01 - Line the base of a 9-inch springform pan with parchment paper, ensuring the paper lies flat against the bottom.
02 - Combine the crushed graham crackers and melted butter in a medium bowl until the mixture resembles wet sand. Press firmly into the base of the prepared pan to form a compact, even layer. Place in the refrigerator to set while preparing the filling.
03 - Beat the softened cream cheese with powdered sugar and vanilla extract in a large bowl using an electric mixer until completely smooth and free of lumps.
04 - Pour in the full-fat coconut milk and continue beating until the mixture is well blended and silky.
05 - Fold the chopped pineapple tidbits and desiccated coconut into the cream mixture using a rubber spatula, distributing evenly throughout.
06 - In a separate chilled bowl, whip the cold heavy cream until stiff peaks hold their shape. Gently fold the whipped cream into the pineapple coconut mixture in two additions, preserving as much air volume as possible.
07 - Spread the finished filling evenly over the chilled crust, smoothing the surface with a spatula to create a level top.
08 - Cover tightly with plastic wrap and refrigerate for at least 4 hours or overnight until the filling is fully set and holds its shape when sliced.

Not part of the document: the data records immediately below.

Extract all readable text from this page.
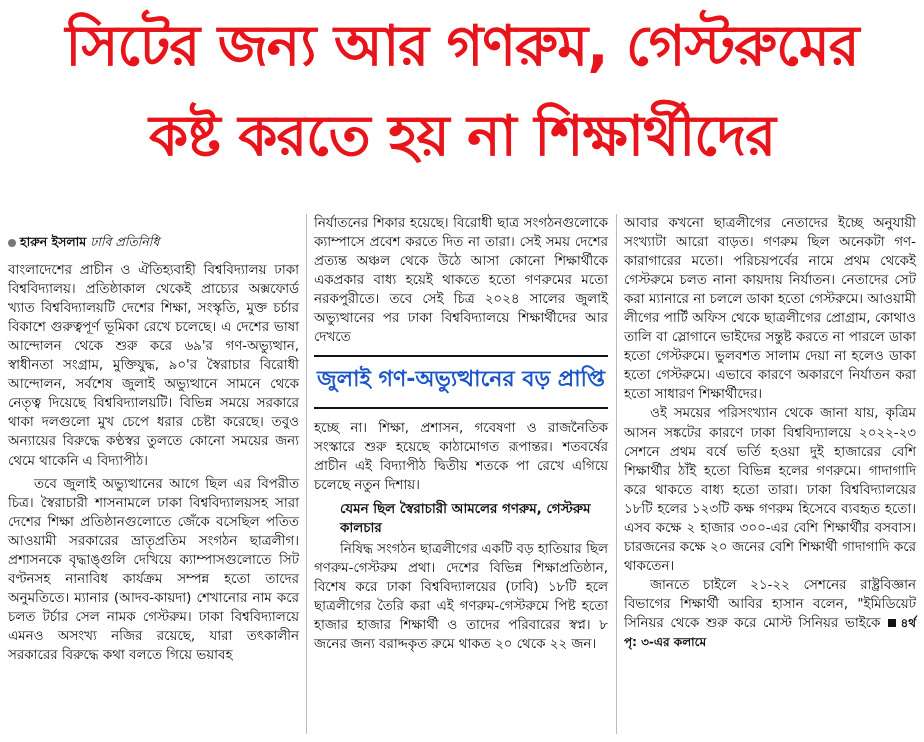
সিটের জন্য আর গণরুম, গেস্টরুমের
কষ্ট করতে হয় না শিক্ষার্থীদের
হারুন ইসলাম ঢাবি প্রতিনিধি

বাংলাদেশের প্রাচীন ও ঐতিহ্যবাহী বিশ্ববিদ্যালয় ঢাকা বিশ্ববিদ্যালয়। প্রতিষ্ঠাকাল থেকেই প্রাচ্যের অক্সফোর্ড খ্যাত বিশ্ববিদ্যালয়টি দেশের শিক্ষা, সংস্কৃতি, মুক্ত চর্চার বিকাশে গুরুত্বপূর্ণ ভূমিকা রেখে চলেছে। এ দেশের ভাষা আন্দোলন থেকে শুরু করে ৬৯'র গণ-অভ্যুত্থান, স্বাধীনতা সংগ্রাম, মুক্তিযুদ্ধ, ৯০'র স্বৈরাচার বিরোধী আন্দোলন, সর্বশেষ জুলাই অভ্যুত্থানে সামনে থেকে নেতৃত্ব দিয়েছে বিশ্ববিদ্যালয়টি। বিভিন্ন সময়ে সরকারে থাকা দলগুলো মুখ চেপে ধরার চেষ্টা করেছে। তবুও অন্যায়ের বিরুদ্ধে কণ্ঠস্বর তুলতে কোনো সময়ের জন্য থেমে থাকেনি এ বিদ্যাপীঠ।

তবে জুলাই অভ্যুত্থানের আগে ছিল এর বিপরীত চিত্র। স্বৈরাচারী শাসনামলে ঢাকা বিশ্ববিদ্যালয়সহ সারা দেশের শিক্ষা প্রতিষ্ঠানগুলোতে জেঁকে বসেছিল পতিত আওয়ামী সরকারের ভ্রাতৃপ্রতিম সংগঠন ছাত্রলীগ। প্রশাসনকে বৃদ্ধাঙ্গুলি দেখিয়ে ক্যাম্পাসগুলোতে সিট বণ্টনসহ নানাবিধ কার্যক্রম সম্পন্ন হতো তাদের অনুমতিতে। ম্যানার (আদব-কায়দা) শেখানোর নাম করে চলত টর্চার সেল নামক গেস্টরুম। ঢাকা বিশ্ববিদ্যালয়ে এমনও অসংখ্য নজির রয়েছে, যারা তৎকালীন সরকারের বিরুদ্ধে কথা বলতে গিয়ে ভয়াবহ

নির্যাতনের শিকার হয়েছে। বিরোধী ছাত্র সংগঠনগুলোকে ক্যাম্পাসে প্রবেশ করতে দিত না তারা। সেই সময় দেশের প্রত্যন্ত অঞ্চল থেকে উঠে আসা কোনো শিক্ষার্থীকে একপ্রকার বাধ্য হয়েই থাকতে হতো গণরুমের মতো নরকপুরীতে। তবে সেই চিত্র ২০২৪ সালের জুলাই অভ্যুত্থানের পর ঢাকা বিশ্ববিদ্যালয়ে শিক্ষার্থীদের আর দেখতে

জুলাই গণ-অভ্যুত্থানের বড় প্রাপ্তি

হচ্ছে না। শিক্ষা, প্রশাসন, গবেষণা ও রাজনৈতিক সংস্কারে শুরু হয়েছে কাঠামোগত রূপান্তর। শতবর্ষের প্রাচীন এই বিদ্যাপীঠ দ্বিতীয় শতকে পা রেখে এগিয়ে চলেছে নতুন দিশায়।

যেমন ছিল স্বৈরাচারী আমলের গণরুম, গেস্টরুম কালচার

নিষিদ্ধ সংগঠন ছাত্রলীগের একটি বড় হাতিয়ার ছিল গণরুম-গেস্টরুম প্রথা। দেশের বিভিন্ন শিক্ষাপ্রতিষ্ঠান, বিশেষ করে ঢাকা বিশ্ববিদ্যালয়ের (ঢাবি) ১৮টি হলে ছাত্রলীগের তৈরি করা এই গণরুম-গেস্টরুমে পিষ্ট হতো হাজার হাজার শিক্ষার্থী ও তাদের পরিবারের স্বপ্ন। ৮ জনের জন্য বরাদ্দকৃত রুমে থাকত ২০ থেকে ২২ জন।

আবার কখনো ছাত্রলীগের নেতাদের ইচ্ছে অনুযায়ী সংখ্যাটা আরো বাড়ত। গণরুম ছিল অনেকটা গণ-কারাগারের মতো। পরিচয়পর্বের নামে প্রথম থেকেই গেস্টরুমে চলত নানা কায়দায় নির্যাতন। নেতাদের সেট করা ম্যানারে না চললে ডাকা হতো গেস্টরুমে। আওয়ামী লীগের পার্টি অফিস থেকে ছাত্রলীগের প্রোগ্রাম, কোথাও তালি বা স্লোগানে ভাইদের সন্তুষ্ট করতে না পারলে ডাকা হতো গেস্টরুমে। ভুলবশত সালাম দেয়া না হলেও ডাকা হতো গেস্টরুমে। এভাবে কারণে অকারণে নির্যাতন করা হতো সাধারণ শিক্ষার্থীদের।

ওই সময়ের পরিসংখ্যান থেকে জানা যায়, কৃত্রিম আসন সঙ্কটের কারণে ঢাকা বিশ্ববিদ্যালয়ে ২০২২-২৩ সেশনে প্রথম বর্ষে ভর্তি হওয়া দুই হাজারের বেশি শিক্ষার্থীর ঠাঁই হতো বিভিন্ন হলের গণরুমে। গাদাগাদি করে থাকতে বাধ্য হতো তারা। ঢাকা বিশ্ববিদ্যালয়ের ১৮টি হলের ১২৩টি কক্ষ গণরুম হিসেবে ব্যবহৃত হতো। এসব কক্ষে ২ হাজার ৩০০-এর বেশি শিক্ষার্থীর বসবাস। চারজনের কক্ষে ২০ জনের বেশি শিক্ষার্থী গাদাগাদি করে থাকতেন।

জানতে চাইলে ২১-২২ সেশনের রাষ্ট্রবিজ্ঞান বিভাগের শিক্ষার্থী আবির হাসান বলেন, "ইমিডিয়েট সিনিয়র থেকে শুরু করে মোস্ট সিনিয়র ভাইকে ৪র্থ পৃ: ৩-এর কলামে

09 - Just before serving, arrange toasted coconut flakes and fresh pineapple slices over the top. Slice with a warm knife for clean portions.

# Expert Tips:

01 -
  • Zero oven time means you can make this in a dorm room, a rental cabin, or a kitchen with a broken stove like mine was that day.

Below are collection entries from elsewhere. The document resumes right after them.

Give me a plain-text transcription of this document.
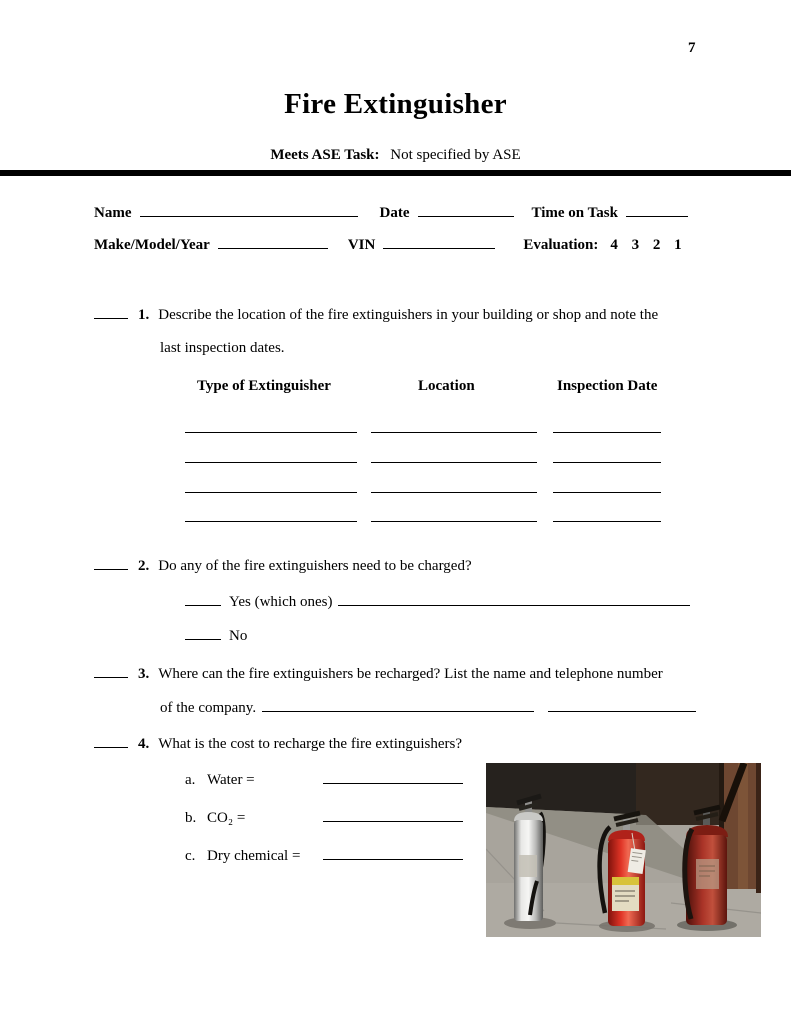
7
Fire Extinguisher
Meets ASE Task: Not specified by ASE
Name	Date	Time on Task
Make/Model/Year	VIN	Evaluation: 4 3 2 1
1. Describe the location of the fire extinguishers in your building or shop and note the
last inspection dates.
Type of Extinguisher	Location	Inspection Date
2. Do any of the fire extinguishers need to be charged?
Yes (which ones)
No
3. Where can the fire extinguishers be recharged? List the name and telephone number
of the company.
4. What is the cost to recharge the fire extinguishers?
a. Water =
b. CO₂ =
c. Dry chemical =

  • The contrast between the buttery cookie base and the airy coconut pineapple cream is the kind of texture pairing that makes people close their eyes when they eat.
02 -
  • Wet pineapple is the enemy of a set filling, so drain canned tidbits thoroughly and pat fresh pineapple dry with paper towels before folding them in.
  • Resist the urge to shorten the chilling time because slicing before the filling is fully set will give you a beautiful but sadly droopy puddle.
03 -
  • Run a thin knife under hot water, dry it, and slice with the warm blade for flawlessly clean edges that make every slice look like it belongs in a photograph.
  • Toast coconut flakes in a dry skillet over medium heat, shaking constantly, because they go from golden to burnt in the time it takes to answer a text message.